15:04:57 [Moderator] Can you describe the area of machine learning that you work in?
15:05:05 I have been working on machine learning emulation of dynamical downscaling from lower resolution global climate model to higher resolution regional climate model.
15:05:22 [Moderator] And how long have you been working in that specific area?
15:05:26 Like a year and a half.
15:05:34 [Moderator] Can you describe the type of training data that you work with, such as image, text, tabular data, et cetera?
15:05:41 So the data that we're working with is climate model outputs, which are time-space fields that are regularly sampled.
15:05:51 These are gridded data sets that You know, the They've got a grid that is the model grid that is, you know, has spatial extent to it and is the output is regular in time and it's it's model outputs So it's
15:06:12 Completely uniform in coverage and structure.
15:06:20 [Moderator] The data sets that you use for training then, are they made from scratch or are they repurposed from other sources?
15:06:27 These are repurposed from other sources. They were they were. So the two data sets in particular that we're using are the ERA5 reanalysis, which is sort of our best estimate of the historical state of the atmosphere based on running a weather forecast model
15:06:49 That is continuously sort of steered to match up with observations as best as possible.

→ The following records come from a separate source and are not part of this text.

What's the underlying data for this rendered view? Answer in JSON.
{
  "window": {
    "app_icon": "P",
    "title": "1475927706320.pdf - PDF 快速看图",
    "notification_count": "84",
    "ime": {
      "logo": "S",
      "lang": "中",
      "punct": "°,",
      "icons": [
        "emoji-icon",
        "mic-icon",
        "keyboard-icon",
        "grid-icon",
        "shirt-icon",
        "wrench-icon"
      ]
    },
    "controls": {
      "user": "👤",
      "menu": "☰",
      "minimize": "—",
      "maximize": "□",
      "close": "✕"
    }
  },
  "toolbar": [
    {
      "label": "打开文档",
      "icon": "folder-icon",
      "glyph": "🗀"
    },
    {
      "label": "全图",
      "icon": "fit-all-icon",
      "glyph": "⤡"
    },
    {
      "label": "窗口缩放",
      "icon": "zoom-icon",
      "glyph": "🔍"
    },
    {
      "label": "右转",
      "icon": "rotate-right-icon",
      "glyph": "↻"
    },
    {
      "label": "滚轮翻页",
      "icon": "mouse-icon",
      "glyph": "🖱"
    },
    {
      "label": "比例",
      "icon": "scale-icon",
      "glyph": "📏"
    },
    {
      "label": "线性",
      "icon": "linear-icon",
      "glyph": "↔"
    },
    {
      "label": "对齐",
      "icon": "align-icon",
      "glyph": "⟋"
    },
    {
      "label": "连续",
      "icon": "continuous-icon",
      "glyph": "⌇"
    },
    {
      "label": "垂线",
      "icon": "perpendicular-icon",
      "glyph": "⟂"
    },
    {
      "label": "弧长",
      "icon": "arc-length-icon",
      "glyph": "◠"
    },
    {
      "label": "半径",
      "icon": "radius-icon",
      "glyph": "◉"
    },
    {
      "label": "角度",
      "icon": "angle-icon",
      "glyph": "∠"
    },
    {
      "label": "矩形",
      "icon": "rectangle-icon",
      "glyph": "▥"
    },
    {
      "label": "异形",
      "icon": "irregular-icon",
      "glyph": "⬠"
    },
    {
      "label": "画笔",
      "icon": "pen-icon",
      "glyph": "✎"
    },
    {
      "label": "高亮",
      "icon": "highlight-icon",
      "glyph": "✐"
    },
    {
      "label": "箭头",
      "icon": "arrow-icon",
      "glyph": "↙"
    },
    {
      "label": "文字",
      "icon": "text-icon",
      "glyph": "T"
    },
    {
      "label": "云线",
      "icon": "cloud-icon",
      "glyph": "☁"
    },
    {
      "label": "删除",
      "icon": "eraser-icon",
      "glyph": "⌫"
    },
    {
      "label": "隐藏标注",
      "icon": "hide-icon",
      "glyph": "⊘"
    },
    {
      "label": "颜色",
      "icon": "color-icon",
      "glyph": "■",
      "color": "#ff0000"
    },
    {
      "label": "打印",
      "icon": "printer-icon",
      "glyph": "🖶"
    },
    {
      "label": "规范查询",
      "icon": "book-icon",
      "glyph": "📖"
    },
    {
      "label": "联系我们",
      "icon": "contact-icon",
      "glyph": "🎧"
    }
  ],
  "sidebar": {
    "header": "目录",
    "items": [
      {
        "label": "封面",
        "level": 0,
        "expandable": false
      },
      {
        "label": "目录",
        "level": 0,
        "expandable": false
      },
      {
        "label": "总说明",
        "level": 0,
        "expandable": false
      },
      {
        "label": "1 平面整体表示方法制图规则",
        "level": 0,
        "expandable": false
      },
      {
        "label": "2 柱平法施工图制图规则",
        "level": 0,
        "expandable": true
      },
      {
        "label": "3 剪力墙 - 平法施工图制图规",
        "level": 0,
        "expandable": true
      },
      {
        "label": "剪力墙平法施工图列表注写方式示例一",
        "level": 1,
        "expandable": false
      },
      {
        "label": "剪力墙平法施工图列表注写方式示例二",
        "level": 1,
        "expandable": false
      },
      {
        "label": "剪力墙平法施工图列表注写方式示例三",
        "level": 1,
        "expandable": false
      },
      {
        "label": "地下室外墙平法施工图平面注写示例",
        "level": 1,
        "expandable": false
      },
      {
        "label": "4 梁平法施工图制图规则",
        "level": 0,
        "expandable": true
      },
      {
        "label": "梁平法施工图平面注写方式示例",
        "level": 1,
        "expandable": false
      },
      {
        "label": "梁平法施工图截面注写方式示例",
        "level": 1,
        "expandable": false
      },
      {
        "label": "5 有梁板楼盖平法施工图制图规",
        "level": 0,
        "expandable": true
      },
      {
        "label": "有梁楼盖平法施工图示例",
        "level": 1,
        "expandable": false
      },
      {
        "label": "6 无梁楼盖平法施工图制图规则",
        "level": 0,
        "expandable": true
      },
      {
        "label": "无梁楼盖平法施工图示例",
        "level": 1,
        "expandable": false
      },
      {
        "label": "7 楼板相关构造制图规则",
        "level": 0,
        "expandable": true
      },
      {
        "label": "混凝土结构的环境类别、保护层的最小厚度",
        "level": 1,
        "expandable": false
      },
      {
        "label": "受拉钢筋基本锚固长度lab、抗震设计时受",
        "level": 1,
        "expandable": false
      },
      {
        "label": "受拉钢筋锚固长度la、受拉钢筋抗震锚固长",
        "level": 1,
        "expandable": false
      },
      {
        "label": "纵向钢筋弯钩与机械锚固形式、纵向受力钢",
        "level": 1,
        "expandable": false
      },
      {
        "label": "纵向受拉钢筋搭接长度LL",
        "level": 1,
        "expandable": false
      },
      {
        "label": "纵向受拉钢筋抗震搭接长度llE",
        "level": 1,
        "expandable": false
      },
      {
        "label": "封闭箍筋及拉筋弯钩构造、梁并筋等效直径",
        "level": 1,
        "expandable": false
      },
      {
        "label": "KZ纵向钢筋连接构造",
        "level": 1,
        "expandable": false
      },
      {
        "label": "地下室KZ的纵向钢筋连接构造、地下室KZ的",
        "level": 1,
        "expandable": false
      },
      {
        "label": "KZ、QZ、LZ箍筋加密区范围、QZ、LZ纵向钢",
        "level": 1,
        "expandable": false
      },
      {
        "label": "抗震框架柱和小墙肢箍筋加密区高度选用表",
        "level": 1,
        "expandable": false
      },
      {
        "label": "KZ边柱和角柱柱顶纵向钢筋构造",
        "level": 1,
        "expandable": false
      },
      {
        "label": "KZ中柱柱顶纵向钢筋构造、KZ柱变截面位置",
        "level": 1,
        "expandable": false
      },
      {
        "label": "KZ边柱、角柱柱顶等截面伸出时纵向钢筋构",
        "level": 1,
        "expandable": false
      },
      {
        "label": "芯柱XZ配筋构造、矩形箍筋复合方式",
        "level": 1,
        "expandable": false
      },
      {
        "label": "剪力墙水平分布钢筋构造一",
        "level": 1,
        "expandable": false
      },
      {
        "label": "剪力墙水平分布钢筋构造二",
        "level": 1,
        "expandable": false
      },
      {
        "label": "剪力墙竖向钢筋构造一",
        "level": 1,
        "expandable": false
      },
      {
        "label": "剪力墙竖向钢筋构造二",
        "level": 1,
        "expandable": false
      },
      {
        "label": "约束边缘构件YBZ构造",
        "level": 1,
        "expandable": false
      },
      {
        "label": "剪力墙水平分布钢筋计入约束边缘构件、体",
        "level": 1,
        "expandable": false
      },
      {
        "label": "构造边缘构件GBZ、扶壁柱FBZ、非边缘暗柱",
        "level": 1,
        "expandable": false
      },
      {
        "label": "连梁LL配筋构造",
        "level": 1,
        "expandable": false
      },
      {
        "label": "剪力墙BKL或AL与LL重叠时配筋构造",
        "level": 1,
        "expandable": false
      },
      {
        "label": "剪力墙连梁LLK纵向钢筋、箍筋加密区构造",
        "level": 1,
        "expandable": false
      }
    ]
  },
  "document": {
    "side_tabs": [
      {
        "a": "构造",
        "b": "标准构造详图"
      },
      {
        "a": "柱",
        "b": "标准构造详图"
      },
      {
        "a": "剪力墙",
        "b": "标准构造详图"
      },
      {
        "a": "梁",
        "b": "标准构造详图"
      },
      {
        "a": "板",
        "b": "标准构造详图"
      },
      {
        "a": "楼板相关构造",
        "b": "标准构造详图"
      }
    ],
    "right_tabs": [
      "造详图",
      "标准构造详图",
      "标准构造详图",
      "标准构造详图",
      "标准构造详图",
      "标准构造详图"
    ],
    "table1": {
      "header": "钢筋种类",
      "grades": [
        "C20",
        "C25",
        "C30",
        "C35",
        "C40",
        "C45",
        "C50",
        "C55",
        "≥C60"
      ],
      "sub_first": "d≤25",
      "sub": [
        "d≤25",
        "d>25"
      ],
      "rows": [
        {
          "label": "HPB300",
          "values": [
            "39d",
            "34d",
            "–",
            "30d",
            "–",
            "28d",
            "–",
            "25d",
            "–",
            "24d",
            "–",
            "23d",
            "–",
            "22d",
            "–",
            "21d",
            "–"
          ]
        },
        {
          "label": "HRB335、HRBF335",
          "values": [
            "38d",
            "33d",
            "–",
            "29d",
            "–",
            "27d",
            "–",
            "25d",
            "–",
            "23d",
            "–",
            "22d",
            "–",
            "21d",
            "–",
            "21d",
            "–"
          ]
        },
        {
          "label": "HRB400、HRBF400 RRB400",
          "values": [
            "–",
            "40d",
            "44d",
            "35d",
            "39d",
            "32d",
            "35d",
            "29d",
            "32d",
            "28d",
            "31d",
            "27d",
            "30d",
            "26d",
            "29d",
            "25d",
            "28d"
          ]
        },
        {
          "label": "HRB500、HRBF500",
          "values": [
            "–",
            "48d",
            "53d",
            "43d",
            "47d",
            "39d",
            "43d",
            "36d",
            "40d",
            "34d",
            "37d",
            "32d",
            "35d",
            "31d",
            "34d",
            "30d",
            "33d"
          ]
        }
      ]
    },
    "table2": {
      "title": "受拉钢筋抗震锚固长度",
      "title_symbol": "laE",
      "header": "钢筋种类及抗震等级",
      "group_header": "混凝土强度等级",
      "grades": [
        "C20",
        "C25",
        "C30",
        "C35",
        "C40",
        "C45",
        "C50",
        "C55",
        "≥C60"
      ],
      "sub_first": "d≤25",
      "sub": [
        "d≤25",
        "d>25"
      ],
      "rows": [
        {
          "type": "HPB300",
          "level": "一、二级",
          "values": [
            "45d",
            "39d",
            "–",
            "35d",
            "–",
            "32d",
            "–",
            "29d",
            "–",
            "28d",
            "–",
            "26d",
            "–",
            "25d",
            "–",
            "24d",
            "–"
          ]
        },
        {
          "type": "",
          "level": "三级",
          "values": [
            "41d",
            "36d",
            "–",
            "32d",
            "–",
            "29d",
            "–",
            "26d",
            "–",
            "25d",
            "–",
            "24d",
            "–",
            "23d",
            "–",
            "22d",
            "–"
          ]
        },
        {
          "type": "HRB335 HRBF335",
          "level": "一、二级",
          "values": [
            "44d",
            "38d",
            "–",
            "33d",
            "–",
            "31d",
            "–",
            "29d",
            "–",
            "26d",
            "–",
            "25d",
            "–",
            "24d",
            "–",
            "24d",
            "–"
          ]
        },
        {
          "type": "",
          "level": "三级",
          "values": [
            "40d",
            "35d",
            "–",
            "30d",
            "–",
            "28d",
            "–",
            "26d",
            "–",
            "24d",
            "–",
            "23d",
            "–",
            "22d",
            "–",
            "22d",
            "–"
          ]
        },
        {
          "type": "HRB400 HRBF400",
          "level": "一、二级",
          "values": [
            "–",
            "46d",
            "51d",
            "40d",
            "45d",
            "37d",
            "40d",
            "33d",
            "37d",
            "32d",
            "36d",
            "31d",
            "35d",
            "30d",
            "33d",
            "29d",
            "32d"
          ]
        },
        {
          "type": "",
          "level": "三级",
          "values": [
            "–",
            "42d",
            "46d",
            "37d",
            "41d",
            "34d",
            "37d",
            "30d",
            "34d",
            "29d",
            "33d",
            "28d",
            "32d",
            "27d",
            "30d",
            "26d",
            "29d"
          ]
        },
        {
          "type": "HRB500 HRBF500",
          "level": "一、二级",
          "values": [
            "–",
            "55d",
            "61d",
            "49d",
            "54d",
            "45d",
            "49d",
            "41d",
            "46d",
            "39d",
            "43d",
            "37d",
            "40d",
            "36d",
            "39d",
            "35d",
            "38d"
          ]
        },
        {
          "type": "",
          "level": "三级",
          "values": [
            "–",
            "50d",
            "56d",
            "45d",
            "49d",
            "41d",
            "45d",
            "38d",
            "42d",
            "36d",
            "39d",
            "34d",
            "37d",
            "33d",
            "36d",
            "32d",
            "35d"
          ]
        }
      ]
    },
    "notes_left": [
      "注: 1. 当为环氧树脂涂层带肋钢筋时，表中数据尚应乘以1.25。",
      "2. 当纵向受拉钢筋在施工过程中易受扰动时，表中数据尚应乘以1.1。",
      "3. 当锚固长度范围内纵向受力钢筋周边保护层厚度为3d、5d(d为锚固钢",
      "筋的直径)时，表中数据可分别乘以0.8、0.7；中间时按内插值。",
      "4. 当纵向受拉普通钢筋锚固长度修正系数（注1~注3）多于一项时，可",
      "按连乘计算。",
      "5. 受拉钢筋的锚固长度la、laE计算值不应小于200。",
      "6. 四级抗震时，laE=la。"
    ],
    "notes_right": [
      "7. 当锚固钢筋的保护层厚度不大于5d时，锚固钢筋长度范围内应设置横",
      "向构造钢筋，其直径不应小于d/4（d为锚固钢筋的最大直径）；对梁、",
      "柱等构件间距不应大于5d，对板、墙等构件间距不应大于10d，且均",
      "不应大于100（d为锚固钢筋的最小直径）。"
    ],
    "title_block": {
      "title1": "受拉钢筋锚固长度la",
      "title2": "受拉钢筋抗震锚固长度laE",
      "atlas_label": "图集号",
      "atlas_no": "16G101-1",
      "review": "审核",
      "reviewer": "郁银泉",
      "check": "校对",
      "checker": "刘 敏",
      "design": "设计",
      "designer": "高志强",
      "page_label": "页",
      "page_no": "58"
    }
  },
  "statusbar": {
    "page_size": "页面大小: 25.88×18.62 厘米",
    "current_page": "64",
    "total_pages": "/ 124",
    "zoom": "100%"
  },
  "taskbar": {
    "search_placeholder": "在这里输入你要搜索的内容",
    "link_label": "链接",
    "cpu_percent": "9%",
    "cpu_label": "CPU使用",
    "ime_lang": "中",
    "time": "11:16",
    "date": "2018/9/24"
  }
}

15:06:56 And then, um. A data product that was generated by taking a regional climate model and using that other model as the input and downscaling it to four kilometers over the U.S., which is the spatial resolution where there are some processes that are now
15:07:16 Explicitly resolved instead of being parameterized with approximations. And that was done for, you know, the first one was done just for general weather use. The second one was done for hydrology use in particular, but all of these climate data sets are generated
15:07:38 With the intent that lots of different people will use them in lots of different applications.
15:07:46 Which is a way that climate science is different than a lot of other scientific fields.
15:07:53 [Moderator] And do you create any of the metadata for the data that you process or receive?
15:07:59 Um…
15:08:04 Mostly no, but there's an asterisk there because I had to take one of the data sets and I had to clean it up.
15:08:12 Which involved adding some metadata but doing that, I'm following a community standard for metadata.
15:08:23 [Moderator] And would you mind explaining what that community standard is or naming it?
15:08:28 The CF metadata standard is a metadata standard for climate and forecasting data. That's the C and the F.
15:08:36 Which is it's a set of rules about how you should encode metadata into your NetCDF files and when everybody does it this way, which most people do.
15:08:44 It enables you to use it enables software to be smart about these things and people have done a lot of really cool software infrastructure on top of the standard.
15:08:57 [Moderator] Moving on to the section for searching for data. How often are you searching for data for machine learning purposes within your work?
15:09:05 Like once per project. So hardly ever.
15:09:14 [Moderator] Now, what tools and platforms are you just aware of to search for geospatial machine learning data sets such as Hugging Face?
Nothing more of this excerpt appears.